- Promotional poster
- Directed by: Tylor Norwood
- Produced by: Ben Sinclair; Tylor Norwood; Shoshana R. Ungerleider;
- Cinematography: Tylor Norwood
- Edited by: Scott Fitzloff
- Music by: Aaron Drake
- Production company: Quotable Pictures
- Distributed by: Vertical Entertainment
- Release date: September 1, 2020;
- Running time: 77 minutes
- Country: United States
- Language: English

= Robin's Wish =

Robin's Wish is a 2020 American documentary film directed by Tylor Norwood. The film offers a look into the life and final days of Robin Williams, and how his struggles with diffuse Lewy body disease impacted his acting career and contributed to his death by suicide. The film was produced by Ben Sinclair, executive produced by physician and journalist, Shoshana R. Ungerleider and released digitally and on-demand on September 1, 2020.

== Background ==
Robin Williams' widow, Susan Schneider Williams, chose the film's title, and approached director Tylor Norwood to make the film. Initially resistant, Norwood said he wanted to help people "understand the pain [Williams] felt as his talents and faculties rapidly slipped away" and he hopes the film "rights a wrong that was done to him, and takes away a cloud that has unjustly hung over his legacy for far too long." Interviews include Susan Williams and Shawn Levy (who directed Williams in the Night at the Museum series), as well as John R. Montgomery and David E. Kelley, who both worked with Williams on the TV series The Crazy Ones.

== Reception ==
On the review aggregator website Rotten Tomatoes, the film holds an approval rating of 90%, based on 58 reviews, with an average rating of 7.2/10. The site's critics consensus reads: "Robin's Wish offers an emotional look at the end of a life suddenly cut short—and pays warm tribute to the brilliant legacy that was left behind." On Metacritic, the film has a weighted average score of 73 out of 100, based on 13 critics, indicating "generally favorable reviews".

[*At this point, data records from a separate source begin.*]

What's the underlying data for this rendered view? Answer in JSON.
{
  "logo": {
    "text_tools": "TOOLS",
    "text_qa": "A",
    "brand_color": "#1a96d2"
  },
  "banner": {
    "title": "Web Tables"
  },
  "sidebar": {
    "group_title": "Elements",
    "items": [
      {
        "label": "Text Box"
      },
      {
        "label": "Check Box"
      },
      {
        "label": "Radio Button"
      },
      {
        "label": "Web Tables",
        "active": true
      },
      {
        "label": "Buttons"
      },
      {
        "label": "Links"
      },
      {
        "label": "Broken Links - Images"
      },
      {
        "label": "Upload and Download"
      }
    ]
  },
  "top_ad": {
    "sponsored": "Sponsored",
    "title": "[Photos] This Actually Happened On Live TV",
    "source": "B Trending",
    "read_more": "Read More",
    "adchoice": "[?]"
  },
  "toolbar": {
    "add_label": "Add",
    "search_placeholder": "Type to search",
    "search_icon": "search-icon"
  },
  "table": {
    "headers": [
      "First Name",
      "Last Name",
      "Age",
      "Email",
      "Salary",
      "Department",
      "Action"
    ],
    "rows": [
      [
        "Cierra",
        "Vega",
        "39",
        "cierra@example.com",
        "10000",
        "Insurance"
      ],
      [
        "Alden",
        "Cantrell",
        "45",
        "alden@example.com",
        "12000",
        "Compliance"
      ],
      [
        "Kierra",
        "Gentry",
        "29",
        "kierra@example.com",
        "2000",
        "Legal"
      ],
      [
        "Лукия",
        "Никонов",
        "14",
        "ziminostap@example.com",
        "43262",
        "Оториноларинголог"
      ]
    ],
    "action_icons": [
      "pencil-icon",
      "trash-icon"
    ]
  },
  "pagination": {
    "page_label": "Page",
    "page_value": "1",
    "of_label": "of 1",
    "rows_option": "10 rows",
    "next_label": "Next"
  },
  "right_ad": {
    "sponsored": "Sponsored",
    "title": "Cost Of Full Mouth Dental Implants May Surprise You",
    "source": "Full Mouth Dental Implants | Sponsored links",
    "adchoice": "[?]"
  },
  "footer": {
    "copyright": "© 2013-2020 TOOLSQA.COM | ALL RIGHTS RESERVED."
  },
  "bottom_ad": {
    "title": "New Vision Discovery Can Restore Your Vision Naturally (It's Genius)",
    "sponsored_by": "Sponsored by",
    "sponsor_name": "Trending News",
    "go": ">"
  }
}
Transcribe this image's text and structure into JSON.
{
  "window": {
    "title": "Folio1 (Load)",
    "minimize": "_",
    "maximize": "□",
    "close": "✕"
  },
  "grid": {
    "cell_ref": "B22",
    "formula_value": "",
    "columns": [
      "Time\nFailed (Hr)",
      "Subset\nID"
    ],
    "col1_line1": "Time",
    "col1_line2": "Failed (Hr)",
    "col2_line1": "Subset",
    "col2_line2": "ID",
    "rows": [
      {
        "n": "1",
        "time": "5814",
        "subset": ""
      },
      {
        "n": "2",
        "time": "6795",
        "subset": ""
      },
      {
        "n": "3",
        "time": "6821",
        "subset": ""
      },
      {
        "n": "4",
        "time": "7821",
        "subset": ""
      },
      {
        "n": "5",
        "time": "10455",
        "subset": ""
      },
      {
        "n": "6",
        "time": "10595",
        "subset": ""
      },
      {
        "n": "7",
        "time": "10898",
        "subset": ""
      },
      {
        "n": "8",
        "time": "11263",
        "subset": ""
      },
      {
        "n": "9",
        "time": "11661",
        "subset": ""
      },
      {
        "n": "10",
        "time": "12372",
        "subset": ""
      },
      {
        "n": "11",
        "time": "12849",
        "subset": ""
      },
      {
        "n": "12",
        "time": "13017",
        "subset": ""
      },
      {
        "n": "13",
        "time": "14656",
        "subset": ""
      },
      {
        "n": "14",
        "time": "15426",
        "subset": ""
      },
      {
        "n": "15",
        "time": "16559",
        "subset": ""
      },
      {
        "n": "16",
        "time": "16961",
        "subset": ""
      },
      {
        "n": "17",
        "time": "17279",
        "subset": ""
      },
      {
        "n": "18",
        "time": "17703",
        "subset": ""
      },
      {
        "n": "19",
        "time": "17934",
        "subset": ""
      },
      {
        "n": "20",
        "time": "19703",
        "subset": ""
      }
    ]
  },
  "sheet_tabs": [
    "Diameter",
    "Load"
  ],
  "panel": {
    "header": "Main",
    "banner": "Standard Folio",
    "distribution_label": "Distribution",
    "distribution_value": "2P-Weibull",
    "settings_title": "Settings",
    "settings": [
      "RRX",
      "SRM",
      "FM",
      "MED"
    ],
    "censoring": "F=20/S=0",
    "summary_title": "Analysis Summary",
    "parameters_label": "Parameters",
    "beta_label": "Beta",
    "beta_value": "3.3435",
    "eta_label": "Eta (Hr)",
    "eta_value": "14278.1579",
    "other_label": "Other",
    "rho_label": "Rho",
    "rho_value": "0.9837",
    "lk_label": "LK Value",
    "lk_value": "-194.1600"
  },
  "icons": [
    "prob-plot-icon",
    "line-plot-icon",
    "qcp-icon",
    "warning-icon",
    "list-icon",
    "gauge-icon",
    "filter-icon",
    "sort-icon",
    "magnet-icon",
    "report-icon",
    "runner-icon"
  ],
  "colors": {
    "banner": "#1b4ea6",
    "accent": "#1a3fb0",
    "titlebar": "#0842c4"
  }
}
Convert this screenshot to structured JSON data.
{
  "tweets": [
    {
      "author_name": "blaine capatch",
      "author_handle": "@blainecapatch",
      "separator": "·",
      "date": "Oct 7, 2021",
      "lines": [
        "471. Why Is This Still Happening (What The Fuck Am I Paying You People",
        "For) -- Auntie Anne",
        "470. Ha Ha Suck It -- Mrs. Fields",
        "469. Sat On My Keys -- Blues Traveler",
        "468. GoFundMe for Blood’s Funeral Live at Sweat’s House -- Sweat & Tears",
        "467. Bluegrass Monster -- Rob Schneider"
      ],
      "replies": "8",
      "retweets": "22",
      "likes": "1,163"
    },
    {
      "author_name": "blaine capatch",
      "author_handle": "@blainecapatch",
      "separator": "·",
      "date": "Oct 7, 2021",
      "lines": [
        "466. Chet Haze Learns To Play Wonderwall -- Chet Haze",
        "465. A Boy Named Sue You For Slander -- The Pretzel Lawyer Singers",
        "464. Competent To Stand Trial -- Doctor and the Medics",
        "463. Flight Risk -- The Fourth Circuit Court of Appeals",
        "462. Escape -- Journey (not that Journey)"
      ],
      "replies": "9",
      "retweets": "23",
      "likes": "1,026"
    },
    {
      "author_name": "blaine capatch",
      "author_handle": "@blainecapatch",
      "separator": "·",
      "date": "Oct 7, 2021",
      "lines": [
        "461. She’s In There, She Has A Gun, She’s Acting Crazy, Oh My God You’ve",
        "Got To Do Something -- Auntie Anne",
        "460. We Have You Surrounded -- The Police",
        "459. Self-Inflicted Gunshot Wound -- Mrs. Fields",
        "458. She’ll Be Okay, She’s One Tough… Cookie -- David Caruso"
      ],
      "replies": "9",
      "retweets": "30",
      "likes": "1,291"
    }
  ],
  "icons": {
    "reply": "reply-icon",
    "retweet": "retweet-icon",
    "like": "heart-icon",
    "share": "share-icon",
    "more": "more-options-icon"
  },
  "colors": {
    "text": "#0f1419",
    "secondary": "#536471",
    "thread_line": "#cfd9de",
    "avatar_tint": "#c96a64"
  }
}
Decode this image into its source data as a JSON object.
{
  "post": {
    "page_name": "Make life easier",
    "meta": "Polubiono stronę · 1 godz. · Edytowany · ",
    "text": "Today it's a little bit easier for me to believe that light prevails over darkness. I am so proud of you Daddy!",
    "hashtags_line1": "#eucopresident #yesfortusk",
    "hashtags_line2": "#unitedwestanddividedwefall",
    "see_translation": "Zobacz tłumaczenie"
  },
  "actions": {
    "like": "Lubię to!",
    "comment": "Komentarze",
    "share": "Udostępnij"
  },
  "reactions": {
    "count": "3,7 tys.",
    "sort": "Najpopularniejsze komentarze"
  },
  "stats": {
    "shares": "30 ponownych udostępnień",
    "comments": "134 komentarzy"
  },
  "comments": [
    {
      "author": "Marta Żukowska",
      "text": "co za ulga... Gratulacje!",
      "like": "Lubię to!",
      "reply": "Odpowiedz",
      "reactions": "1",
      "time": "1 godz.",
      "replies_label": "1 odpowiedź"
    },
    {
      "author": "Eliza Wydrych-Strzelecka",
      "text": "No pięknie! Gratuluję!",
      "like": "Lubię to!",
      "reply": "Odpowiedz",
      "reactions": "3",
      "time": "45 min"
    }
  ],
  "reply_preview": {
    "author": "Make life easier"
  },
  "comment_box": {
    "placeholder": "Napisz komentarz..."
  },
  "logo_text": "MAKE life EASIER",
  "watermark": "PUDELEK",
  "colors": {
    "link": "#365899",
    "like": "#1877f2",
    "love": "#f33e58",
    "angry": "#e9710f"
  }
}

Frank Scheck of The Hollywood Reporter called the film "a moving coda to a life ended much too soon" and wrote: "Robin's Wish suffers at times from its lack of objectivity. Williams' widow is clearly the project's driving force, with much of the story told from her perspective (his children, on the other hand, are not heard from at all). Nonetheless, the film, which incorporates testimony from several medical experts, fully succeeds in its admirable goal of using Williams' story to shed light on a disease with which many people were previously unfamiliar."